Roba da brivido. Dopo una bella salita pedalabile porta i biker all'interno del parco per il primo vero passaggio nei boschi, single track divertenti ma non banali, sempre impegnativi e adrenalinici. Saliscendi nella parte centrale dove dopo l'aggiramento del Venda, una velocissima variante pianeggiante in quota lancia la gara ancora tra i boschi, sentieri battuti e rilanci improvvisi, rampe infide e imprevedibili portano nella seconda parte del percorso. Simile ma con altri panorami, veloci salite con tratti impegnativi e qualche tratto pedalabile ma mai abbastanza lungo da poter fare del ritmo.
Yader Zoli nella prova percorso dello scorso dicembre disse senza mezzi termini che il percorso è assolutamente adatto agli "scattisti" a coloro insomma che fanno dell'esplosività e del fuorisoglia sfrenato la loro ragione di vita. Dunque maratoneti e passisti siete avvertiti, se alla Spaccapria volete ambire a qualcosa di importante sarà meglio cominciare a dare del gas e a "prendere" qualche secondo fuori soglia in più, a Galzignano non si scherza. Le ultime due discese poi sono adrenalina pura. Sempre con una mano sul freno e con la testa pronta a reagire. Sentieri battuti ma insidiosi, a tratti sconnessi con qualche pietra ma allo stesso tempo veloci che verranno comunque totalmente ripuliti i giorni precedenti la gara per dare massima sicurezza e divertimento.

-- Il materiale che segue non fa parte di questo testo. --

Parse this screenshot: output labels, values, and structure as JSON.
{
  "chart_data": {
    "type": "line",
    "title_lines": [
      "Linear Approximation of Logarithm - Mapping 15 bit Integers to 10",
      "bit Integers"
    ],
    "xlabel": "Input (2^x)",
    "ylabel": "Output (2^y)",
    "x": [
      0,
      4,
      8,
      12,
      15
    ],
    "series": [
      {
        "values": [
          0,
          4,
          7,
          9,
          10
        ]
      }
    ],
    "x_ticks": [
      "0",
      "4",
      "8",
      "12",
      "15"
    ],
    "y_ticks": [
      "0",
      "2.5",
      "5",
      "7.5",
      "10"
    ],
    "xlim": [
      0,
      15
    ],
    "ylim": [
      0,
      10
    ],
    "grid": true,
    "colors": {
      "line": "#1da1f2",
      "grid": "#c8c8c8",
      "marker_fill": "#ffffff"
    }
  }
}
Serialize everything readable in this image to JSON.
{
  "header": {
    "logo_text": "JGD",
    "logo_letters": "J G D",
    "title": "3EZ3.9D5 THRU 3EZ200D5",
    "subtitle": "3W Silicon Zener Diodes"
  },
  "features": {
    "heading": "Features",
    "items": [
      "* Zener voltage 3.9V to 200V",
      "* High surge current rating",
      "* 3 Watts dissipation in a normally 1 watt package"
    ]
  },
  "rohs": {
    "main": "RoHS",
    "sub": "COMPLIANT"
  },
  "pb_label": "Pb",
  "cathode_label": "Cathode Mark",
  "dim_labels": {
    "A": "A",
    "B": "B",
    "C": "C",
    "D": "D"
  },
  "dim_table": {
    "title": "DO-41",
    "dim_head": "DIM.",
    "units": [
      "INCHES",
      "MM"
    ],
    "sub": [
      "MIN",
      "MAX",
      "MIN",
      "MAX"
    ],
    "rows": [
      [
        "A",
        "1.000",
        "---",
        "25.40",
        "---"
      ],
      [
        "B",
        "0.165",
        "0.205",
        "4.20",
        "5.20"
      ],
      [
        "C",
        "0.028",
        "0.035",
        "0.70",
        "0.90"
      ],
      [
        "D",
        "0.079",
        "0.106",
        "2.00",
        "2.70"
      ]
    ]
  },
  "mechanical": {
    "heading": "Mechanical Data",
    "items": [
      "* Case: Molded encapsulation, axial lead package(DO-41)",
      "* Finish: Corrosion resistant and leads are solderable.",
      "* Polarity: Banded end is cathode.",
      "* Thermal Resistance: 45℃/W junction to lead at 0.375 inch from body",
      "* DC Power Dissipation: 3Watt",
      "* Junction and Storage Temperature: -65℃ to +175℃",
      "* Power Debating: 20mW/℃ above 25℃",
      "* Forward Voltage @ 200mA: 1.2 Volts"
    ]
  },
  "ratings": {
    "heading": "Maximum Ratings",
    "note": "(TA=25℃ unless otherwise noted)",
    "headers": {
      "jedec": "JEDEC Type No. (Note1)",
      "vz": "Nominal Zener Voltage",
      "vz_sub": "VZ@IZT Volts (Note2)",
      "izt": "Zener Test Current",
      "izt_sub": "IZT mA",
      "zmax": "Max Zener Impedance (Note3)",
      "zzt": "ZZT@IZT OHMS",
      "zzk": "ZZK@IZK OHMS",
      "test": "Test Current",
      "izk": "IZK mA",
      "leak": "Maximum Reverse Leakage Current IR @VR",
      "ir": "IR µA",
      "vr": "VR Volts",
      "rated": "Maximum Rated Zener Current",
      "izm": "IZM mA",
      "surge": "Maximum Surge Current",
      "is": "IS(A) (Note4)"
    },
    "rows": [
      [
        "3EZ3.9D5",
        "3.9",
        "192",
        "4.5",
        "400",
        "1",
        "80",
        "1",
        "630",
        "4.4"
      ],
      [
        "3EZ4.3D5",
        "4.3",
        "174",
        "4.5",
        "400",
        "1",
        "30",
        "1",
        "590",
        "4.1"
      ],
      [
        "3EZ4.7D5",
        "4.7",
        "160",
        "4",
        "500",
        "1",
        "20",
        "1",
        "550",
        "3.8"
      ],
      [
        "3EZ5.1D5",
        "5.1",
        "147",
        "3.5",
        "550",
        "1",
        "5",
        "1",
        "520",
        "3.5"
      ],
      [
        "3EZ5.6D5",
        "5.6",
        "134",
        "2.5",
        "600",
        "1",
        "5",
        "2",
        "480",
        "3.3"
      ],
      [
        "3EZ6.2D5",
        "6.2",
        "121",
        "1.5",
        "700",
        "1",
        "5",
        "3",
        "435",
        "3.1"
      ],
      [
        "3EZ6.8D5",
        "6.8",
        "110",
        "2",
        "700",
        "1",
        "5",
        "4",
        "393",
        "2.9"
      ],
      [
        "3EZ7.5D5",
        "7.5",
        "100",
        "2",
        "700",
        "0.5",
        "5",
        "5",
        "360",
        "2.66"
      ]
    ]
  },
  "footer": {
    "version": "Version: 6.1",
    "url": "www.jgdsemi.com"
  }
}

La "croce" dopo avervi dato la benedizione vi lascia liberi di concludere la vostra fatica, sempre concentrati, sfiniti si ma certi di aver passato oltre 40 chilometri senza mai risparmiarvi e senza mai cercare ne scuse ne alibi, alla Spaccapria ci sarà da sudare sul tracciato ma la soddisfazione sarà sorprendente.

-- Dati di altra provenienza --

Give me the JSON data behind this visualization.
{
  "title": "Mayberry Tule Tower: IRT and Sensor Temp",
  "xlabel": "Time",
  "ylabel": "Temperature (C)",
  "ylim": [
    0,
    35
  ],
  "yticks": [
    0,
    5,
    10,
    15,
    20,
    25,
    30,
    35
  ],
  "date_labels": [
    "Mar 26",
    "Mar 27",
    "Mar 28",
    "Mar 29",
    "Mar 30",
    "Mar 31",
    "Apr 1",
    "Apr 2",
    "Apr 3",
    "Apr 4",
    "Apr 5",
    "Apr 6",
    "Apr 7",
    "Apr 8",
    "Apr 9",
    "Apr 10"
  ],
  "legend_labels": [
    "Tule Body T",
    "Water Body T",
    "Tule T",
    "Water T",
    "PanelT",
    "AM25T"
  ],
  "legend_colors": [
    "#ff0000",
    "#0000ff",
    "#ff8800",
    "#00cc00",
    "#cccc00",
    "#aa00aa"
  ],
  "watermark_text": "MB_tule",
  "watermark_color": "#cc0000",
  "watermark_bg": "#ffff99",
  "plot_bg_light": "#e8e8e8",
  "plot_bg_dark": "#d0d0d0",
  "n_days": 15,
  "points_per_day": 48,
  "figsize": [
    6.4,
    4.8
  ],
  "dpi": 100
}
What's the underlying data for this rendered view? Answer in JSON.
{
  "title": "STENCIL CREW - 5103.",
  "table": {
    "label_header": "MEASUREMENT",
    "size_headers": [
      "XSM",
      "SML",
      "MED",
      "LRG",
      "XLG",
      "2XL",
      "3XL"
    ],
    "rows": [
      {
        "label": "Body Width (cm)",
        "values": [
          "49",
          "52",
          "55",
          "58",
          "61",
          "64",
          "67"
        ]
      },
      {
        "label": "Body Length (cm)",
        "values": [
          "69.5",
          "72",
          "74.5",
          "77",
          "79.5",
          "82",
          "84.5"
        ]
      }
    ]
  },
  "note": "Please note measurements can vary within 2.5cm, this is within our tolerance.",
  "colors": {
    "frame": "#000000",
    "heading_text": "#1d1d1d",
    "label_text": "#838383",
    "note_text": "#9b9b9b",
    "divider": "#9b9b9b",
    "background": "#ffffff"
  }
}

Presto il comitato organizzativo chiamerà l'adunata per una nuova prova percorso, dopo aver messo a punto alcune varianti, alla quale vi consigliamo di non mancare per memorizzare al meglio ogni tratto di gara. Intanto potete iscrivervi all'evento del 7 settembre prossimo tramite il sito ufficiale www.fccicli.com e cominciare a prendere posto in griglia.
Le percentuali di vittoria di un ottimo incassatore crescono di ripresa in ripresa. Se siamo alle prime o alle ultime si vedrà ma la Gf della Spaccapria è pronta ad incassare ancora e guardare lontano.